With some social media channels, such as Instagram and TikTok, brevity is forced by the way the apps work. Others, such as YouTube and Facebook, allow you to post much longer content, but Karl cautions against this. “There are a lot of long videos that are on the internet that people perhaps never get more than a couple minutes into,” Karl says. “In any sort of online storytelling, I would say aim for brevity.”
When sharing your personal story digitally, it’s important to think about your audience. You might tell your story differently in a private WhatsApp group than you would on a public YouTube channel. If you’re sharing with one person, think about what they know about you, what they know about Jesus, what preconceived notions they might have, and more.
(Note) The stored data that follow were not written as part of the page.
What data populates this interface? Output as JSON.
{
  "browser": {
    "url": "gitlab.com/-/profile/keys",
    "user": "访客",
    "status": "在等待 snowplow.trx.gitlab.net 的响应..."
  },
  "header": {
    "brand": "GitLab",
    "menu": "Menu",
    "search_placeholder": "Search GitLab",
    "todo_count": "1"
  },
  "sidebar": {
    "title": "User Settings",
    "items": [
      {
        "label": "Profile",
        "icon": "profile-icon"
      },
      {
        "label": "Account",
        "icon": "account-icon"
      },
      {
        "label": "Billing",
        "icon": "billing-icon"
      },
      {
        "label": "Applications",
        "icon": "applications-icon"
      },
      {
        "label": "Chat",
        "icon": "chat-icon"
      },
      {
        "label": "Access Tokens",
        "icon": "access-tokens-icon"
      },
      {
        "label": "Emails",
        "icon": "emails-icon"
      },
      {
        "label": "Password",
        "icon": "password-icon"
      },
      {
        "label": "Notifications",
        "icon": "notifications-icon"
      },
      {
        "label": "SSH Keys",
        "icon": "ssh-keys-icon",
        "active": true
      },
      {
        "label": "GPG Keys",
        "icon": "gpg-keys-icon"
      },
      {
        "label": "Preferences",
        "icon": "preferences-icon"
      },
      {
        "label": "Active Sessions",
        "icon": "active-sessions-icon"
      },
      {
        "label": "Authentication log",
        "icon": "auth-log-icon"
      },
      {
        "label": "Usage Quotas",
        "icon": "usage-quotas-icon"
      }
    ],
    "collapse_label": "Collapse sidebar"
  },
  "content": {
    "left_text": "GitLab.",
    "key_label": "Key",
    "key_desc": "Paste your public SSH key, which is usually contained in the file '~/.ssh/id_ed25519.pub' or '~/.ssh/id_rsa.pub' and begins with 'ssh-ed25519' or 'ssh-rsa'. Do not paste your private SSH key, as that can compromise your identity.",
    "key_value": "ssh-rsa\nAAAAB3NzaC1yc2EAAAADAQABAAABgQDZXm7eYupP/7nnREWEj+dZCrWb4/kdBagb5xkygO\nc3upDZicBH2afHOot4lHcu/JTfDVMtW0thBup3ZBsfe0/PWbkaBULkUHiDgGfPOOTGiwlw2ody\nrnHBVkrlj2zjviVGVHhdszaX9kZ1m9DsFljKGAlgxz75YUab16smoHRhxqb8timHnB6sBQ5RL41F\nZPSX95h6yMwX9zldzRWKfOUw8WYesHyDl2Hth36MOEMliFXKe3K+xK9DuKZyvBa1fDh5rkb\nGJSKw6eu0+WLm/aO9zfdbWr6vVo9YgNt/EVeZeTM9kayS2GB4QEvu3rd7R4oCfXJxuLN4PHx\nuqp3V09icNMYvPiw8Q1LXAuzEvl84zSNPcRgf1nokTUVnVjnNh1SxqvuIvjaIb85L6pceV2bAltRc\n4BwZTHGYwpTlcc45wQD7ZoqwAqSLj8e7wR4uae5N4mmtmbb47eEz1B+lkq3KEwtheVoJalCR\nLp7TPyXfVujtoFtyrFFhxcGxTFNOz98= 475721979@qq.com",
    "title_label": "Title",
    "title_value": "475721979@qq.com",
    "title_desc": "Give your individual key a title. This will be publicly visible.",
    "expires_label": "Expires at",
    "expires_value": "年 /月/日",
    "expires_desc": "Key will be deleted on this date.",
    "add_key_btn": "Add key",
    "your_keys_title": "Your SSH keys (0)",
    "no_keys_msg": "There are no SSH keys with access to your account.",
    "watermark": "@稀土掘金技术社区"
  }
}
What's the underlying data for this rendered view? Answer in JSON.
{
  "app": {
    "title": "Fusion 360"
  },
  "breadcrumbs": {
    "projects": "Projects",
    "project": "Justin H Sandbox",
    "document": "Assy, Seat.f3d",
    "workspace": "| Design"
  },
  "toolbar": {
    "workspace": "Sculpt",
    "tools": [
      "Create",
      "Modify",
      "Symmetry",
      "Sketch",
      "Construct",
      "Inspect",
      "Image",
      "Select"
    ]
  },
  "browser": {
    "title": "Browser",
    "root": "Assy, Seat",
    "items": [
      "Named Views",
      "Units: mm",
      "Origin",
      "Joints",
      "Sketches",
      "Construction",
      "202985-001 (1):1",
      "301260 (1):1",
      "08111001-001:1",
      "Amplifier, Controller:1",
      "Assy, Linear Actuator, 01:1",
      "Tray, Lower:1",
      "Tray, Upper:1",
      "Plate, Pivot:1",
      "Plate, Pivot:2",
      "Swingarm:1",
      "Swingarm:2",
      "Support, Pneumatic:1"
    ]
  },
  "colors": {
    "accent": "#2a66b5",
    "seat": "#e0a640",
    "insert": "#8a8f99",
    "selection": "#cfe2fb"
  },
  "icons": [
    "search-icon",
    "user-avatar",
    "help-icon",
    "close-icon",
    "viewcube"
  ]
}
And whether you’re sharing with one person or with a group, make sure you’re sharing in a way that they understand. Christians have a lot of insider language — terms like “testimony” for example — and are used to a lot of theological principles that the average person might not understand, such as the concepts of sin and atonement. So use plain language and explain anything that might be unfamiliar. “You need to be very careful about assuming what people already know and also assuming that people know what you mean when you use certain words,” Karl says.
Karl’s personal story
To provide an example, Karl shared one of his personal stories. There are a number of ways in which Jesus has changed Karl’s life, but he chose a story highlighting how He changed Karl’s view of success and failure:
“Growing up, one of the things that I’ve struggled with is worrying about things but also regret about where things haven’t gone as well as I’ve wanted. So if I had made a mistake, failed a test — I can remember doing badly on a test in school and I just couldn’t cope with the feeling that I didn’t do as well as I wanted to. It just felt as though my life had gone off-track. These feelings were really hard to control and they come up at different times when different things go wrong. For me, an important thing in terms of my relationship with Jesus is that it says that Jesus is the author and perfecter of our faith. So that means that Jesus is writing our stories and he’s writing our stories to have a perfect ending. So that was something which is really great in that I can trust Jesus with all of these things that are happening in my life. It’s like, I’m not happy about that, I didn’t want it to happen that way. But it helps to remind me that I’m not at the end of the story. I’m in the middle of the story right now. And with all the great stories that we love, we know that so often, the hero in the middle of the story is at a point where you don’t know how they’re going to come out to a good ending, but you know that they will, in certain types of stories. We know that we will come out to a good ending and we can trust Jesus in terms of how that’s going to happen and not worry so much about the future or have so much regret about mistakes I’ve made or things that haven’t worked out the way I’ve wanted in the past.”Karl Udy
Share your story
Whether you’ve shared your faith dozens of times or you’ve never done it, we encourage you to take time this week to think about your personal story. Do some introspection. Pray to God for Him to reveal the moments where Jesus has impacted your life. Come up with at least one story and share it using at least one digital channel. God can use your story to make a profound impact.
“We all have stories and stories that are actually going to be engaging for other people,” Karl says. “God has given you those stories because He is writing your story. And I just encourage you to find those stories and to share them with people, because people love to hear those genuine stories about how our life is unfolding.”